2. There is the use of natural powers or gifts. St. Paul was a well-educated, intellectual man, with great reasoning powers, so he supported truth by argument. David was a poet, so he breathed out as the sweet psalmist of Israel the hallowed outpourings of a sanctified heart.

3. There is the use of feeling. All the emotions of the human heart may be found in Scripture. There is no deep feeling of which man is capable which is not expressed there. There is love, sorrow in some of its most tender and touching forms, depression of spirits, joy, hope, longing desire, deep contrition, calm faith, and perfect peace. All these you find, not merely described by the inspired authors, but forming part and parcel of the inspired word. They are the very word itself, and are expressed as naturally as if there were no such thing as inspiration.
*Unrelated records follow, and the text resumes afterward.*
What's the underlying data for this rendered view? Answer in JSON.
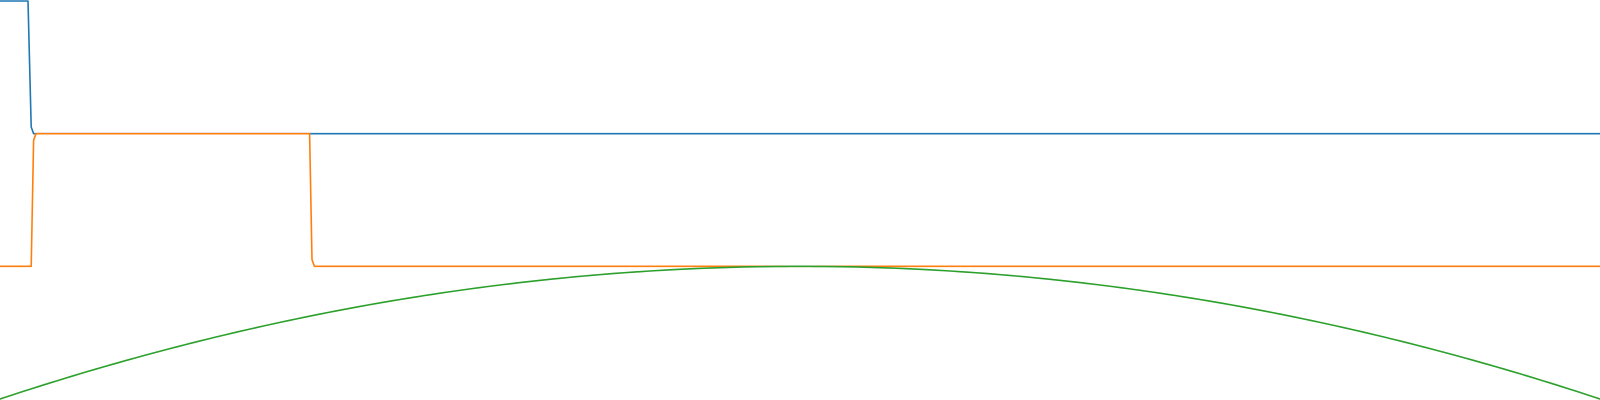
{
  "chart_data": {
    "type": "line",
    "title": "",
    "xlabel": "",
    "ylabel": "",
    "grid": false,
    "legend": "none",
    "xlim": [
      0,
      1
    ],
    "ylim": [
      0,
      3
    ],
    "series": [
      {
        "color": "#1f77b4",
        "x": [
          0,
          0.0175,
          0.0195,
          0.021,
          1
        ],
        "y": [
          3,
          3,
          2.05,
          2,
          2
        ]
      },
      {
        "color": "#ff7f0e",
        "x": [
          0,
          0.0195,
          0.021,
          0.0225,
          0.1935,
          0.195,
          0.1965,
          1
        ],
        "y": [
          1,
          1,
          1.95,
          2,
          2,
          1.05,
          1,
          1
        ]
      },
      {
        "color": "#2ca02c",
        "x": [
          0,
          0.1,
          0.2,
          0.3,
          0.4,
          0.5,
          0.6,
          0.7,
          0.8,
          0.9,
          1
        ],
        "y": [
          0,
          0.36,
          0.64,
          0.84,
          0.96,
          1,
          0.96,
          0.84,
          0.64,
          0.36,
          0
        ]
      }
    ]
  }
}
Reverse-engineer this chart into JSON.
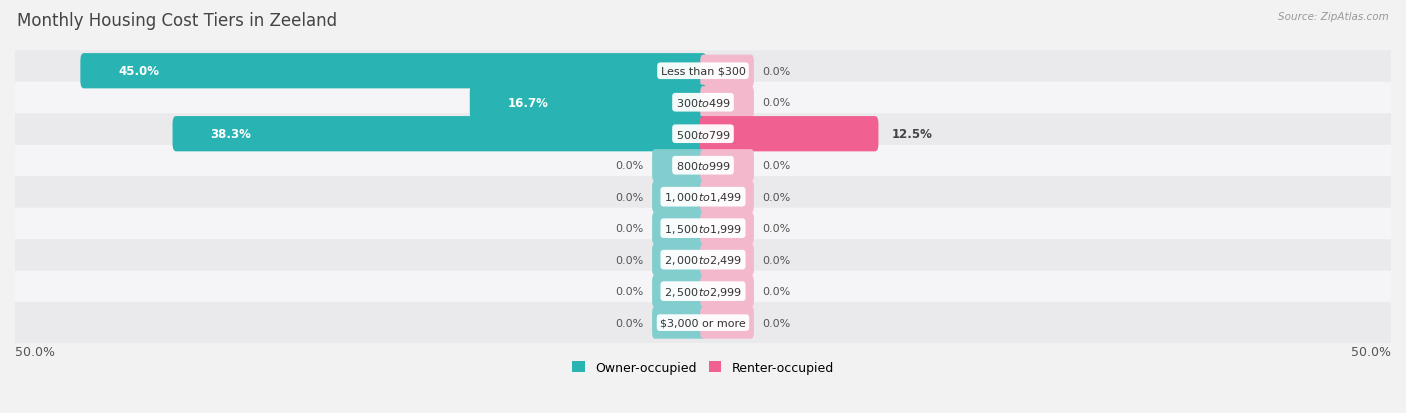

4. There is the use of memory. Our Lord’s promise to His Apostles in John, xiv. 26, applies clearly to this point, and shows that the gift of the Holy Ghost, so far from superseding memory, would quicken it, and give it the power of recalling with accuracy the words intrusted to it. ‘He shall bring all things to your remembrance, whatsoever I have said unto you.’

5. There was also the use of personal experience, as, e.g., when St. John said, ‘The word was made flesh, and dwelt among us, and we beheld his glory’ (John, i. 14); and again, ‘That which we have seen and heard declare we unto you.’ (1 John, i. 1, 3)

And lastly, and it is a very deeply interesting point, there was the diligent use of collected information. See Luke, i. 1–3, where Luke does not claim to write original matter, but to have received it from those who from the beginning were eye-witnesses, and ministers of the word. It was because he had a perfect understanding from them that he undertook to write out in order the events of the narrative.

It is clear, therefore, that in the composition of Scripture there was the free use of the human mind. The Pentateuch is the word of Moses as well as the word of God, for when our Lord quotes the fifth commandment in Mark, vii. 10, He introduces it by the words ‘Moses said;’ although when He condemns His hearers for the breach of it, he says, they were ‘making the Word of God of none effect by their tradition.’ (Mark, v. 13.) The human element is therefore as plain as the divine. We have not in our Bible a voice speaking from heaven in accents so strange to human ears that it could only serve to amaze and terrify; but we have God’s will presented to us through the medium of human language, human feeling, human thought, and human inquiry; human in all respects but one, and that is, as we have already found, that it is free from human error.